During the period when most of the letters to Kappus were written, Rilke was also writing in complete disarray to Lou Andreas-Salomé, turning to her for advice much as Kappus had turned to him. It does seem to be the case that the apparent authority with which Rilke speaks to Kappus comes from
a strong sense of how greatly in need he is of his own advice, and that the words are found because it is as much his own dilemmas as Kappus’s that he is looking for answers to. Most of the time at least he doesn’t dispense hard-won wisdom, but seems to be happening on the hidden structures that make up his existence, and he shares them as he finds them. Many of his thoughts have something improvised about them, such as when he is entertaining the difficult idea, in the letter of 12 August 1904, that the future ‘comes upon us’ much sooner than is actually apparent, and that we are in effect always struggling to catch up with things that have already, unknown to us, occurred. In trying to look at life not as it seems, Rilke is acting according to his own precept of ‘solitude’, attending to the world as if for the first time.
THE LETTER FROM THE YOUNG WORKER
On the face of it, although the ‘worker’ is writing out of a state of ‘commotion’, the Letter from the Young Worker is marked by greater certainty. Its tone is firm and clear, and Rilke is not so much discovering truths as finding the best expression for beliefs he had held from very early on. The Letter is a polemic against Christianity, and Rilke had begun this in one of his earliest works, Christ: Eleven Visions (written 1896−8), a sequence of poems he never published, in which he has Christ, in various guises, travel through the world that is his legacy, full of remorse for what his teachings have wrought. The Letter takes the form of an address to ‘Mr V.’, which the manuscript makes clear refers to Emile Verhaeren, the Belgian poet whom Rilke got to know in Paris in 1905 and whom he always held in high regard. Verhaeren had died falling under a train in 1916, and Rilke read and reread his work in the following years, especially the posthumous collection Les Flammes hautes (1917).
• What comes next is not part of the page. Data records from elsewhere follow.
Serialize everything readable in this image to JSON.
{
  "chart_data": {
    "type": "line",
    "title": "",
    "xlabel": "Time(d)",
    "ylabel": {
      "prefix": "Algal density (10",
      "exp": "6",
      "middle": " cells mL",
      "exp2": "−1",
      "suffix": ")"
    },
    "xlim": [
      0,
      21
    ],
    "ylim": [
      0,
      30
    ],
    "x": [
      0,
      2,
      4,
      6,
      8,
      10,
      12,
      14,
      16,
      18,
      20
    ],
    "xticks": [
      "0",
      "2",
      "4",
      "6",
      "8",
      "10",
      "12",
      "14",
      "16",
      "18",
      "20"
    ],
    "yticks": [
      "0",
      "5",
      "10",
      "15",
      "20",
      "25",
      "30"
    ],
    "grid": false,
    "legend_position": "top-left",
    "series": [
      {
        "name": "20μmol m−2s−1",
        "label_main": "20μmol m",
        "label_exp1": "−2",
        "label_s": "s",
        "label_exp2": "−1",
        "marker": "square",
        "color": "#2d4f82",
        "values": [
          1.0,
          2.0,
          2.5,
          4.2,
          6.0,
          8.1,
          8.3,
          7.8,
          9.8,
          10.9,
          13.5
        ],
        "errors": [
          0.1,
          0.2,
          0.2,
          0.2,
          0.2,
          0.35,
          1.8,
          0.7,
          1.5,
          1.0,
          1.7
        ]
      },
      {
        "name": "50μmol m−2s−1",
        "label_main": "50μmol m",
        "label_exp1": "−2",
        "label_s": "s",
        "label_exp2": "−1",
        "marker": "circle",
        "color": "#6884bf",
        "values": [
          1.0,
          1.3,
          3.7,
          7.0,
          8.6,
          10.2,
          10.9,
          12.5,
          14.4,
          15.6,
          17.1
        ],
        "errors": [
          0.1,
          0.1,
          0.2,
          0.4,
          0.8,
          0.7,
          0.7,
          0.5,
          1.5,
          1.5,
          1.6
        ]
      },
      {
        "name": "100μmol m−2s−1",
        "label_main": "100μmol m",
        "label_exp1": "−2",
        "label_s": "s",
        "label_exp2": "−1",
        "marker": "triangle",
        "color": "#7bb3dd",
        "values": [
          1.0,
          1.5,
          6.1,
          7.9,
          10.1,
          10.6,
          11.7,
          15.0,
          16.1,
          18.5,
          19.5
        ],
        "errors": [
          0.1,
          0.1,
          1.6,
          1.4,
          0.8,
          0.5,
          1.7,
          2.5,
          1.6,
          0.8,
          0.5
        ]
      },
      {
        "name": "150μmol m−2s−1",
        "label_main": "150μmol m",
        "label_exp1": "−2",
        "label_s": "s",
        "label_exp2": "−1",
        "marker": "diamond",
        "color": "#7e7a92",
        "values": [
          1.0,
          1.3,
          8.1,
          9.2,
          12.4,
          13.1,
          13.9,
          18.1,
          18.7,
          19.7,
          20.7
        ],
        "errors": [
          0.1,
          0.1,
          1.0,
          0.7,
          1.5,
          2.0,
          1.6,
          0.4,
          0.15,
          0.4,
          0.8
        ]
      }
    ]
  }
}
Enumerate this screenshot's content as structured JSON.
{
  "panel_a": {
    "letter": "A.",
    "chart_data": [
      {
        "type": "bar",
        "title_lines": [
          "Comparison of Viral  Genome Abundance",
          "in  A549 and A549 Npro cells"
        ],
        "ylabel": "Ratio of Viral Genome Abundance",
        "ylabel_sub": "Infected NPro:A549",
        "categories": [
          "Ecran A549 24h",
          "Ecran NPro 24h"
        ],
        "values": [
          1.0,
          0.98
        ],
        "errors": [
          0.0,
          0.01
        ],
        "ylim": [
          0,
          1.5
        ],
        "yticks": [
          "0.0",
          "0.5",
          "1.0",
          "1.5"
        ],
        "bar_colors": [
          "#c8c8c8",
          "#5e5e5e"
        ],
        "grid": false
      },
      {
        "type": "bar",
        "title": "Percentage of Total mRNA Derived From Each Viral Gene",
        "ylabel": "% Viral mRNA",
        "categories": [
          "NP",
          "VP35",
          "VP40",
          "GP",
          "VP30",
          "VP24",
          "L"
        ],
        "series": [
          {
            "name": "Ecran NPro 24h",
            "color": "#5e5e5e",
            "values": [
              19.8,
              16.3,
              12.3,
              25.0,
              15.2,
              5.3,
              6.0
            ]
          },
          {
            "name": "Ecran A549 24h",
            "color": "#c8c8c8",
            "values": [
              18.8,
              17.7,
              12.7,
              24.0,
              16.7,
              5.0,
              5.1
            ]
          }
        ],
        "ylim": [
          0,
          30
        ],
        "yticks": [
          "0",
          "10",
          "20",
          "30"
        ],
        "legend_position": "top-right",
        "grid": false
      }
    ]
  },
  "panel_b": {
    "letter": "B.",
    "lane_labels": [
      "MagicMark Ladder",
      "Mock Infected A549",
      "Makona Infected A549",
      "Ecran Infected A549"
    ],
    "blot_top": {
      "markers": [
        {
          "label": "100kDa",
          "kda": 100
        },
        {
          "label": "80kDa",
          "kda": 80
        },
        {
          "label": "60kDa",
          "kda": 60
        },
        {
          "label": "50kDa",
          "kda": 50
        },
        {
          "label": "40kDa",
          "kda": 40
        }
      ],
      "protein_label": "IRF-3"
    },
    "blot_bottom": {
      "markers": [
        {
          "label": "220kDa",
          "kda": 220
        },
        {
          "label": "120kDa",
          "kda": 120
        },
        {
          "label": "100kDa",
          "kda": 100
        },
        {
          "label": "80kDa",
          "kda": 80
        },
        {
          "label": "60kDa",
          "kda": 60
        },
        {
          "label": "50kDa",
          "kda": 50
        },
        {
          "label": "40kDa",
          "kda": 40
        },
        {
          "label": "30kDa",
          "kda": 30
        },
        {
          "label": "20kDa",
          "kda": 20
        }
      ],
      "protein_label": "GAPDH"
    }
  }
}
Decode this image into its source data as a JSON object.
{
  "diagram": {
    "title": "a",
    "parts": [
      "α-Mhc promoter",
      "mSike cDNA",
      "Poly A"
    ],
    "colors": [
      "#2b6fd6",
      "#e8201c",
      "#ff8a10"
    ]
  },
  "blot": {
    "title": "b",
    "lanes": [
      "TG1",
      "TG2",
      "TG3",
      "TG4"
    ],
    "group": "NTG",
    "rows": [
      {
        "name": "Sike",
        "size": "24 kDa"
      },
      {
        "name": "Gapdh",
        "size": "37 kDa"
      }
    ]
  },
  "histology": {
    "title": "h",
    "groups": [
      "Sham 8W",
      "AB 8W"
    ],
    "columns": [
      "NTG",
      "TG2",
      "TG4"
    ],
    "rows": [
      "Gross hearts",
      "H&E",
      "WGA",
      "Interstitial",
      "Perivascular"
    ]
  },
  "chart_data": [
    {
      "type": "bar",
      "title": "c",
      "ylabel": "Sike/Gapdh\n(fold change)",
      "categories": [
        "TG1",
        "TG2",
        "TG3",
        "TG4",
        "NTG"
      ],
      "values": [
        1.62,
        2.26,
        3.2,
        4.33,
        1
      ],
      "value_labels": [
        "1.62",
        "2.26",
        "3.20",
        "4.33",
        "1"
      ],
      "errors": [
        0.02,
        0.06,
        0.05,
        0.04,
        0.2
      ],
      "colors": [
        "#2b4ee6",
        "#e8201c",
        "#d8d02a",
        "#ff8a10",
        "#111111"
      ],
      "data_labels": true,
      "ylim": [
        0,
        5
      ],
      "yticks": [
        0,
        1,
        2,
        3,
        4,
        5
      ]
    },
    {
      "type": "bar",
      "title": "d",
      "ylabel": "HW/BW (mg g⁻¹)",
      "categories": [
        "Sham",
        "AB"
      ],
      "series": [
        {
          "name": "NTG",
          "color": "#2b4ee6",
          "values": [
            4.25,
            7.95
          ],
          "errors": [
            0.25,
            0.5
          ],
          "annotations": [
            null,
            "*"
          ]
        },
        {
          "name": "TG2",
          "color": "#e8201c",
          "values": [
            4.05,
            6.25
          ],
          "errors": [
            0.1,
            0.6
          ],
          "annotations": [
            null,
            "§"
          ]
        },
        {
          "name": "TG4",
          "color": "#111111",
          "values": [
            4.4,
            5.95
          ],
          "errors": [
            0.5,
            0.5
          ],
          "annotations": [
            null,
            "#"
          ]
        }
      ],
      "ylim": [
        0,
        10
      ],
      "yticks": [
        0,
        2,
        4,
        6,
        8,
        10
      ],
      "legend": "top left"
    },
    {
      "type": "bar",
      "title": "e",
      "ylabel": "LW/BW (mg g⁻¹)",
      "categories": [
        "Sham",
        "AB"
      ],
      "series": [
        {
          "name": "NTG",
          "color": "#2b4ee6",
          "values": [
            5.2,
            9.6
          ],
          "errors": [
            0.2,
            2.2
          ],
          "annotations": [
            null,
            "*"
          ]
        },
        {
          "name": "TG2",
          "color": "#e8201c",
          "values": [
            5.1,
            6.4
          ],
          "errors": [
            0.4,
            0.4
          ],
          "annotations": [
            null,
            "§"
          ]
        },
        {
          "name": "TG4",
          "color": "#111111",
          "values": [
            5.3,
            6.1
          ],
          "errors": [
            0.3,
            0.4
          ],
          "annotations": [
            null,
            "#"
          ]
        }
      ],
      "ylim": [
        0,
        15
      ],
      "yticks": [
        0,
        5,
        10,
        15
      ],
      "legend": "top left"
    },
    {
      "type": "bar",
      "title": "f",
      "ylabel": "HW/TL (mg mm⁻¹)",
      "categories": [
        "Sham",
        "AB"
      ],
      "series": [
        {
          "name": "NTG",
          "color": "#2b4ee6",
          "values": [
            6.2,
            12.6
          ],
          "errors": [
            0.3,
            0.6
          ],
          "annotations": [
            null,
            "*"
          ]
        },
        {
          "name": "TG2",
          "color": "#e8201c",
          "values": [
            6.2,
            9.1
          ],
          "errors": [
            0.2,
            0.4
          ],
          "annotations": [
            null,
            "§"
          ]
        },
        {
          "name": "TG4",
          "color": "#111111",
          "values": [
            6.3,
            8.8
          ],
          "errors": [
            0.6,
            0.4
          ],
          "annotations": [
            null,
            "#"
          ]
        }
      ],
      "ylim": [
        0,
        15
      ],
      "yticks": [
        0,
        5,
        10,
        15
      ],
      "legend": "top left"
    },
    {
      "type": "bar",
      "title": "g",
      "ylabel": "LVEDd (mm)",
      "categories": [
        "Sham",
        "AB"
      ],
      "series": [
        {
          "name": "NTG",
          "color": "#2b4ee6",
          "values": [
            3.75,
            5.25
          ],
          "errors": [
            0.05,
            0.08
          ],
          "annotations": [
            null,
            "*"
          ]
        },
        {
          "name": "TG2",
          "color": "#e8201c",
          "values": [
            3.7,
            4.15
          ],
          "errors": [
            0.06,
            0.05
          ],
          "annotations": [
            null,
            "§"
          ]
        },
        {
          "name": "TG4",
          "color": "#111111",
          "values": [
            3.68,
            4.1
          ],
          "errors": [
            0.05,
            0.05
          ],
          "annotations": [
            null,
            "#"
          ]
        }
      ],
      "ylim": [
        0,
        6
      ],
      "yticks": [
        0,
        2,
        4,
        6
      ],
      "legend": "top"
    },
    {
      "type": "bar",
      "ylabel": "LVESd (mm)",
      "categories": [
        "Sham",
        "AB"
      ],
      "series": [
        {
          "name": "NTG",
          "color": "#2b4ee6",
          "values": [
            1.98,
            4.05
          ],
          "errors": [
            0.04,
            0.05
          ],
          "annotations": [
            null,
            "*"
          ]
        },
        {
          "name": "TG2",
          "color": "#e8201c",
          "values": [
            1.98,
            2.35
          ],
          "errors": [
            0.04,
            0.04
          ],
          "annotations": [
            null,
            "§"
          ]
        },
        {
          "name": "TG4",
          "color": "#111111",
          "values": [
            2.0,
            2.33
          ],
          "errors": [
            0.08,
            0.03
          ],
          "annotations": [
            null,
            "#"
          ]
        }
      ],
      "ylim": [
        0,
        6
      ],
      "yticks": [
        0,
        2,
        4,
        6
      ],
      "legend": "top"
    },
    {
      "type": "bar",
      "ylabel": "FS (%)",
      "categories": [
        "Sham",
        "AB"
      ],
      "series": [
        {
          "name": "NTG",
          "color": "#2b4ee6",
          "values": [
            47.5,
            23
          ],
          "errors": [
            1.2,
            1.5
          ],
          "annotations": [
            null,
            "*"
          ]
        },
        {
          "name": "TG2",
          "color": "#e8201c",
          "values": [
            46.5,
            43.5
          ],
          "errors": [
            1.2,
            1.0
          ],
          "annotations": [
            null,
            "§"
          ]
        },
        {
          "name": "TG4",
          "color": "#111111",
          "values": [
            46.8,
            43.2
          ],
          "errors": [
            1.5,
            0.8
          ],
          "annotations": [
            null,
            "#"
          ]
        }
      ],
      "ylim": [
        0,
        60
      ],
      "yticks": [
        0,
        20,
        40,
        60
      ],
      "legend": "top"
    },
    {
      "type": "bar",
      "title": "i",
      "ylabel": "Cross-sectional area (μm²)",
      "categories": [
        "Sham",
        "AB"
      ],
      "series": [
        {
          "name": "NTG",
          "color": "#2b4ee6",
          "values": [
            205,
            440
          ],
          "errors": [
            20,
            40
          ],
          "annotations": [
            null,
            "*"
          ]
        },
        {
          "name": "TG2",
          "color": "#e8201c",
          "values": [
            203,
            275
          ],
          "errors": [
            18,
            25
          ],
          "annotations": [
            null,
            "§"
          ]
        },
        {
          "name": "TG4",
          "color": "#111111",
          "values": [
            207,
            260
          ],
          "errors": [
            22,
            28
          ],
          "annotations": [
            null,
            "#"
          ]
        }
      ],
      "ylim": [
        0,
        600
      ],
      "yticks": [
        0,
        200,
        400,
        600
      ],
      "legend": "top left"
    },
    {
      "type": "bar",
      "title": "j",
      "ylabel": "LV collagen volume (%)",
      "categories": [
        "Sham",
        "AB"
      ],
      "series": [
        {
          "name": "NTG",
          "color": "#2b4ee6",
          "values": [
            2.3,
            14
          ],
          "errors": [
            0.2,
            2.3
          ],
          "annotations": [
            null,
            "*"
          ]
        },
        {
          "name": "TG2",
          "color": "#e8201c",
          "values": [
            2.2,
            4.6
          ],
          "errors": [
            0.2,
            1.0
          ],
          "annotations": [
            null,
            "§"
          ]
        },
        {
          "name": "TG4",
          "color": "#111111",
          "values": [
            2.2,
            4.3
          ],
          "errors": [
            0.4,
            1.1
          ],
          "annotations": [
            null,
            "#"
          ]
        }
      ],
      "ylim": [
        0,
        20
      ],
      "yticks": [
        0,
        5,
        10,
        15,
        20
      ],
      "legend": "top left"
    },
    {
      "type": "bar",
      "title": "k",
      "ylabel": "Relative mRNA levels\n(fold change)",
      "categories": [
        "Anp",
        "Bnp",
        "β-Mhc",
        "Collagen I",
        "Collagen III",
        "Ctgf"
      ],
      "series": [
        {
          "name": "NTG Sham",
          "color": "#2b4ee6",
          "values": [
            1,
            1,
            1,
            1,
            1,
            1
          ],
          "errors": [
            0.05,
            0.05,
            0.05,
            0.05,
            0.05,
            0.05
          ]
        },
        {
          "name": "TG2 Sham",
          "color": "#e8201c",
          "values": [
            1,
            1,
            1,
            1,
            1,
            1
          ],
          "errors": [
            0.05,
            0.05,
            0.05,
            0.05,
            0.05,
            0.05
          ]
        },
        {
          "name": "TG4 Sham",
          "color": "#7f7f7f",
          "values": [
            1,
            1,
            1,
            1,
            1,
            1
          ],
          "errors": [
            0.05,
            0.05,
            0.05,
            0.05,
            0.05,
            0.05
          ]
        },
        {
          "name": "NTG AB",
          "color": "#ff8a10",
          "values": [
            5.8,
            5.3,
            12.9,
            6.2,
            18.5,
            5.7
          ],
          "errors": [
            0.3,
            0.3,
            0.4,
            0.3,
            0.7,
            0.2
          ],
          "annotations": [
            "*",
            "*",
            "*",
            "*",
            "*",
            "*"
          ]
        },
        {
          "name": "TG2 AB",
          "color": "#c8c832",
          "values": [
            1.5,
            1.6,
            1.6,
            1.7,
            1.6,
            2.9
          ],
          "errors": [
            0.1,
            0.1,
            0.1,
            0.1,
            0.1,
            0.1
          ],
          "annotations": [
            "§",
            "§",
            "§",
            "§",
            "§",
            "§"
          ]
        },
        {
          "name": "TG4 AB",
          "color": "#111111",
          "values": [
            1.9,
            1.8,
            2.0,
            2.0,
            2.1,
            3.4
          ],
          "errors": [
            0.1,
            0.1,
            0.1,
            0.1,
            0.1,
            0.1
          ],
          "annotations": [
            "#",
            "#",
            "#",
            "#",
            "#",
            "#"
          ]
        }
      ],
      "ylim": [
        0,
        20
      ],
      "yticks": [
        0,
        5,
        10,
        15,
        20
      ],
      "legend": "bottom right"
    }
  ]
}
In the manuscript, the Letter from the Young Worker is preceded by the crossed-out words ‘If I were a young worker I should have written you something like this.’ It is a letter to a dead friend, a kind of homage to Verhaeren, whom the worker holds up as a ‘teacher who praises the Here and Now’. He thus sets poetry, which heightens our awareness of the beauty and value of the world we live in, against Christianity, which according to the Letter has damaged life and exploited it, diminishing the pleasure we take in the present in favour of the idea of an afterlife: ‘What deceit, to divest us of images of earthly delight in order to sell them to heaven behind our backs!’